Das Ergebnis ist eine Mängelliste. „Die wollen wir abarbeiten“, sagte Leitz. Für die meisten Dinge brauche es freilich eine umfassende Planung und vor allem Geld. Doch das eine oder andere könne auch mit geringem zeitlichen und finanziellen Aufwand erledigt werden.

Der wichtigste Punkt: „In Vaihingen gibt es keine einzige behindertengerechte Toilette“, sagte Leitz. Dieses Thema beschäftigt den Bezirksbeirat schon lang. Zwar stehen Menschen mit Handicap die WCs in der Schwabengalerie und bei Veranstaltungen die in der Alten Kelter und im Bürgerforum zur Verfügung. Aber diese sind nicht immer geöffnet.

Ein Problem sind auch die Friedhöfe. Senioren mit Einschränkungen können die Toiletten auf dem Buchrainfriedhof nicht nutzen. Denn wer in das Häuschen möchte, muss zwei Stufen überwinden, und es gibt nicht einmal ein Geländer. Außerdem bemängelte Leitz, dass es vor dem Buchrainfriedhof keine Behindertenparkplätze gebe. Zum Friedhof an der Holzhauser Straße gibt es zwar einen barrierefreien Zugang. Wer durch den Haupteingang möchte, muss jedoch die Stufen hoch. „Die sind aber so flach, dass sich dort sicher eine Rampe machen lässt“, sagte Leitz.

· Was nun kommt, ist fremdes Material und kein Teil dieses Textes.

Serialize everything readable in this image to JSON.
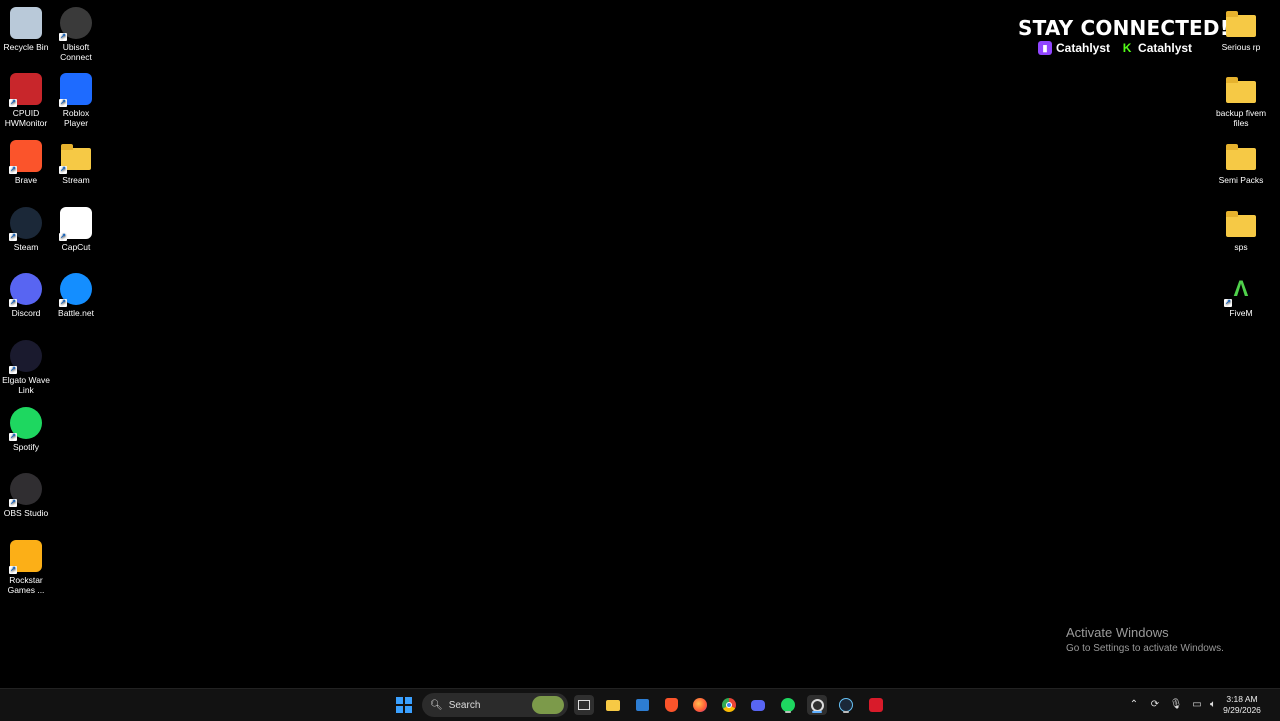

Walter Tattermusch begrüßt die Initiative

Eine Din-Norm schreibt vor, dass Treppen an öffentlichen Gebäuden mit einer Markierung auf jeder Stufe versehen werden müssen. So sind diese für Menschen, die schlecht sehen, besser zu erkennen. „In Vaihingen gibt es aber eigentlich kein einziges Gebäude, wo diese Norm erfüllt wird“, bemängelte Leitz. Darüber hinaus hätten in den Gesprächen viele alte und behinderte Menschen den Zustand der Gehwege moniert. So gebe es zum Beispiel auf dem Vaihinger Markt immer wieder Stolperfallen. Leitz hatte außerdem die schlecht beleuchteten Infotafeln an Haltestellen und die häufig kaputten Aufzüge an den S-Bahnstationen auf ihrer Liste.

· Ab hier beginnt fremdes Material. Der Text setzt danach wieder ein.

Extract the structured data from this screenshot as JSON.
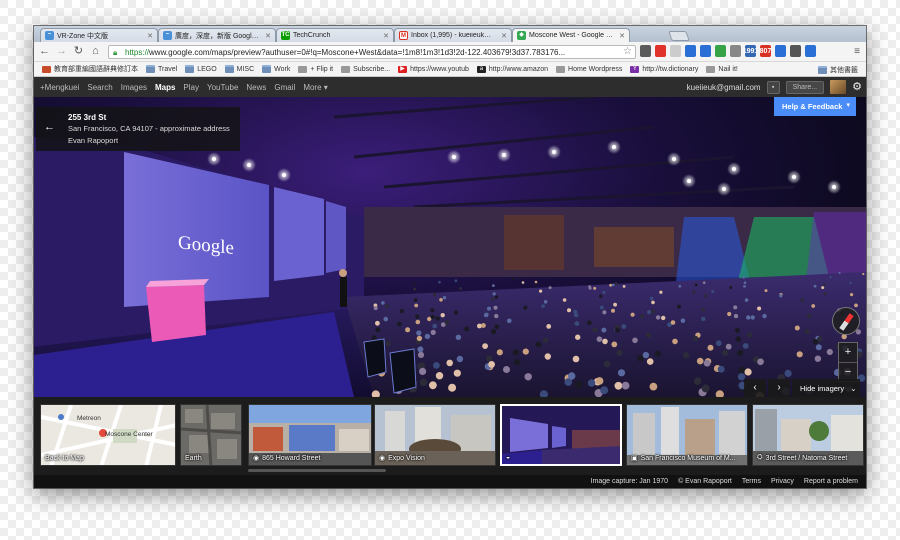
{
  "tabs": [
    {
      "title": "VR-Zone 中文版",
      "favicon_color": "#4a90d9"
    },
    {
      "title": "廣度，深度，新版 Google 地圖",
      "favicon_color": "#4a90d9"
    },
    {
      "title": "TechCrunch",
      "favicon_color": "#0a9e01"
    },
    {
      "title": "Inbox (1,995) - kueiieuk@gmail.com",
      "favicon_color": "#d93025"
    },
    {
      "title": "Moscone West - Google Maps",
      "favicon_color": "#34a853"
    }
  ],
  "omnibox": {
    "scheme": "https://",
    "url_rest": "www.google.com/maps/preview?authuser=0#!q=Moscone+West&data=!1m8!1m3!1d3!2d-122.403679!3d37.783176..."
  },
  "extensions": [
    {
      "label": "",
      "color": "#5b5b5b"
    },
    {
      "label": "",
      "color": "#e0312b"
    },
    {
      "label": "",
      "color": "#cccccc"
    },
    {
      "label": "",
      "color": "#2a6fd6"
    },
    {
      "label": "",
      "color": "#2a6fd6"
    },
    {
      "label": "",
      "color": "#36a347"
    },
    {
      "label": "",
      "color": "#888888"
    },
    {
      "label": "1991",
      "color": "#3468b5"
    },
    {
      "label": "807",
      "color": "#d93025"
    },
    {
      "label": "",
      "color": "#2a6fd6"
    },
    {
      "label": "",
      "color": "#555555"
    },
    {
      "label": "",
      "color": "#2a6fd6"
    }
  ],
  "bookmarks": [
    {
      "label": "教育部重編國語辭典修訂本",
      "icon_color": "#c64b2b",
      "folder": false
    },
    {
      "label": "Travel",
      "icon_color": "#6f8fb8",
      "folder": true
    },
    {
      "label": "LEGO",
      "icon_color": "#6f8fb8",
      "folder": true
    },
    {
      "label": "MISC",
      "icon_color": "#6f8fb8",
      "folder": true
    },
    {
      "label": "Work",
      "icon_color": "#6f8fb8",
      "folder": true
    },
    {
      "label": "+ Flip it",
      "icon_color": "#999999",
      "folder": false
    },
    {
      "label": "Subscribe...",
      "icon_color": "#999999",
      "folder": false
    },
    {
      "label": "https://www.youtub",
      "icon_color": "#e02020",
      "folder": false
    },
    {
      "label": "http://www.amazon",
      "icon_color": "#222222",
      "folder": false
    },
    {
      "label": "Home Wordpress",
      "icon_color": "#999999",
      "folder": false
    },
    {
      "label": "http://tw.dictionary",
      "icon_color": "#7b2fa6",
      "folder": false
    },
    {
      "label": "Nail it!",
      "icon_color": "#999999",
      "folder": false
    }
  ],
  "bookmarks_other": "其他書籤",
  "gbar": {
    "items": [
      "+Mengkuei",
      "Search",
      "Images",
      "Maps",
      "Play",
      "YouTube",
      "News",
      "Gmail",
      "More ▾"
    ],
    "selected": "Maps",
    "user": "kueiieuk@gmail.com",
    "share_label": "Share..."
  },
  "address_card": {
    "title": "255 3rd St",
    "subtitle": "San Francisco, CA 94107 - approximate address",
    "author": "Evan Rapoport"
  },
  "pano": {
    "screen_text": "Google",
    "help_label": "Help & Feedback",
    "hide_imagery_label": "Hide imagery"
  },
  "thumbnails": [
    {
      "label": "Back to Map",
      "icon": ""
    },
    {
      "label": "Earth",
      "icon": ""
    },
    {
      "label": "865 Howard Street",
      "icon": "camera-icon"
    },
    {
      "label": "Expo Vision",
      "icon": "camera-icon"
    },
    {
      "label": "",
      "icon": "photosphere-icon"
    },
    {
      "label": "San Francisco Museum of M...",
      "icon": "image-icon"
    },
    {
      "label": "3rd Street / Natoma Street",
      "icon": "streetview-icon"
    }
  ],
  "map_thumb": {
    "label1": "Metreon",
    "label2": "Moscone Center"
  },
  "footer": {
    "capture": "Image capture: Jan 1970",
    "copyright": "© Evan Rapoport",
    "links": [
      "Terms",
      "Privacy",
      "Report a problem"
    ]
  }
}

Vor Leitz und ihren Mitstreitern liegt viel Arbeit. Die übrigen Mitglieder des Bezirksbeirats unterstützen das Engagement. Ivo Josipovic steht der Gruppe auch künftig mit Rat und Tat zur Seite. Die Lokalpolitiker ernannten ihn einstimmig zum „sachkundigen Ansprechpartner für Menschen mit Handicap“. Er setze sich seit Jahren für die Verbesserung der Situation von behinderten Menschen ein, sagte Josipovic. Er sei gebürtiger Vaihinger und liebe seinen Stadtbezirk. Bekannt ist der 33-Jährige auch als aktiver Handbiker. Ein Handbike ist eine Art Fahrrad, das allein mit den Händen angetrieben wird.

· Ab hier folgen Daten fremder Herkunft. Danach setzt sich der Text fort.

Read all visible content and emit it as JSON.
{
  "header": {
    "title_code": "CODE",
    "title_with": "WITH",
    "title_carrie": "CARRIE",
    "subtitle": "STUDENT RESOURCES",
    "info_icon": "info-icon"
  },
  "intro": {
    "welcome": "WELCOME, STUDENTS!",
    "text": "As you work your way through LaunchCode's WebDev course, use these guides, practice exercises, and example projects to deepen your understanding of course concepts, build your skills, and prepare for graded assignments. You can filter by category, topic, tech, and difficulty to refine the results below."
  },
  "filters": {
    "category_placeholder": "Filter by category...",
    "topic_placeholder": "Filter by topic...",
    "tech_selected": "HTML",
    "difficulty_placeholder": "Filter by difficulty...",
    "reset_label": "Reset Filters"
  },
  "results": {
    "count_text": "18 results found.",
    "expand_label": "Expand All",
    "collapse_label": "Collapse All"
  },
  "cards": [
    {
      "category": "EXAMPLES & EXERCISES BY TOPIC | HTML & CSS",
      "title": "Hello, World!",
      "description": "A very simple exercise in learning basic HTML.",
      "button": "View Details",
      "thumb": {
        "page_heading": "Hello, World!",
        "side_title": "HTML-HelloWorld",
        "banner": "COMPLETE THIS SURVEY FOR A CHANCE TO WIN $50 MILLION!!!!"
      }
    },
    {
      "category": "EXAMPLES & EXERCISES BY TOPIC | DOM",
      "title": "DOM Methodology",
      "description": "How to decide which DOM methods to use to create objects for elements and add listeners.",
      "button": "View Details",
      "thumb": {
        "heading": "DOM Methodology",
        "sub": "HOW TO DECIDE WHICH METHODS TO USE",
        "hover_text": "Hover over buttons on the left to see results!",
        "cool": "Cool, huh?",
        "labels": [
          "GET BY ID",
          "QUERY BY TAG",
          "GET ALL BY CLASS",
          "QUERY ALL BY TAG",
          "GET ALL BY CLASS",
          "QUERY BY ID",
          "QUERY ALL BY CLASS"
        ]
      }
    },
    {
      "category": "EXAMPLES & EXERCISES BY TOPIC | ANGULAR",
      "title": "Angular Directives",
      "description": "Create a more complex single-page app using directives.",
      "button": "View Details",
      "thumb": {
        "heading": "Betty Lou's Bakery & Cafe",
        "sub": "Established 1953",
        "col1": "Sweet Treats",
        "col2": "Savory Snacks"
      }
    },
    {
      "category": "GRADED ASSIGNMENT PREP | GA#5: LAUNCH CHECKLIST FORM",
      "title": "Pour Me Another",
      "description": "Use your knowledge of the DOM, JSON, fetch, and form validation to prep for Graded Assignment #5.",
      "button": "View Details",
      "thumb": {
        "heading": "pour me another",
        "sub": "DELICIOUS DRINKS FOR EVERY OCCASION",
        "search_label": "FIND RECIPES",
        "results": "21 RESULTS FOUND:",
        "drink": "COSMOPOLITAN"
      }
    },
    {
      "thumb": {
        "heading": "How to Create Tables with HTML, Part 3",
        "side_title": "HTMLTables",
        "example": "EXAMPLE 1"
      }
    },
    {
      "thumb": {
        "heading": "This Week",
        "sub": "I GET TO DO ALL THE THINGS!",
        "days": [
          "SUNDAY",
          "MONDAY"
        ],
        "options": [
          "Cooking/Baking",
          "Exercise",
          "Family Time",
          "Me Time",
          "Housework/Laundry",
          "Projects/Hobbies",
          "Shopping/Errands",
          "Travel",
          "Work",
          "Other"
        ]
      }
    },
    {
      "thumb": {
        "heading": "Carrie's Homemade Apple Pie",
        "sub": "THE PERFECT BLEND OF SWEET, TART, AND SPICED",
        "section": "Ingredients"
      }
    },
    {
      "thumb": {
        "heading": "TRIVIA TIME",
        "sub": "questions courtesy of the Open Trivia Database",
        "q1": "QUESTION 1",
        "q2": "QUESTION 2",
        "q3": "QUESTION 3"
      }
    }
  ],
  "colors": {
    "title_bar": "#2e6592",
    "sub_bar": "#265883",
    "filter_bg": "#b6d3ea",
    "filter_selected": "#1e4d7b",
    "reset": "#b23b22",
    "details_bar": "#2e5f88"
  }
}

Kontakt zum Behindertenbeauftragten der Stadt

Walter Tattermusch begrüßte die Vaihinger Initiative ausdrücklich. Der ehemalige Leiter des Sozialamts ist seit 1. Juli der Stuttgarter Beauftragte für die Belange von Menschen mit Behinderung. In der jüngsten Sitzung des Vaihinger Bezirksbeirats stellte er sich vor. Tattermusch bietet zweimal in der Woche eine Sprechstunde an, die „erstaunlich gut“ besucht sei, wie es der Behindertenbeauftragte formuliert. „Doch vom Rathaus aus kann ich den Blick nur schweifen lassen. Viele Situationen können Sie hier vor Ort viel besser einschätzen“, sagte Tattermusch. Er freue sich auf die Zusammenarbeit mit der Vaihinger Initiative und Josipovic.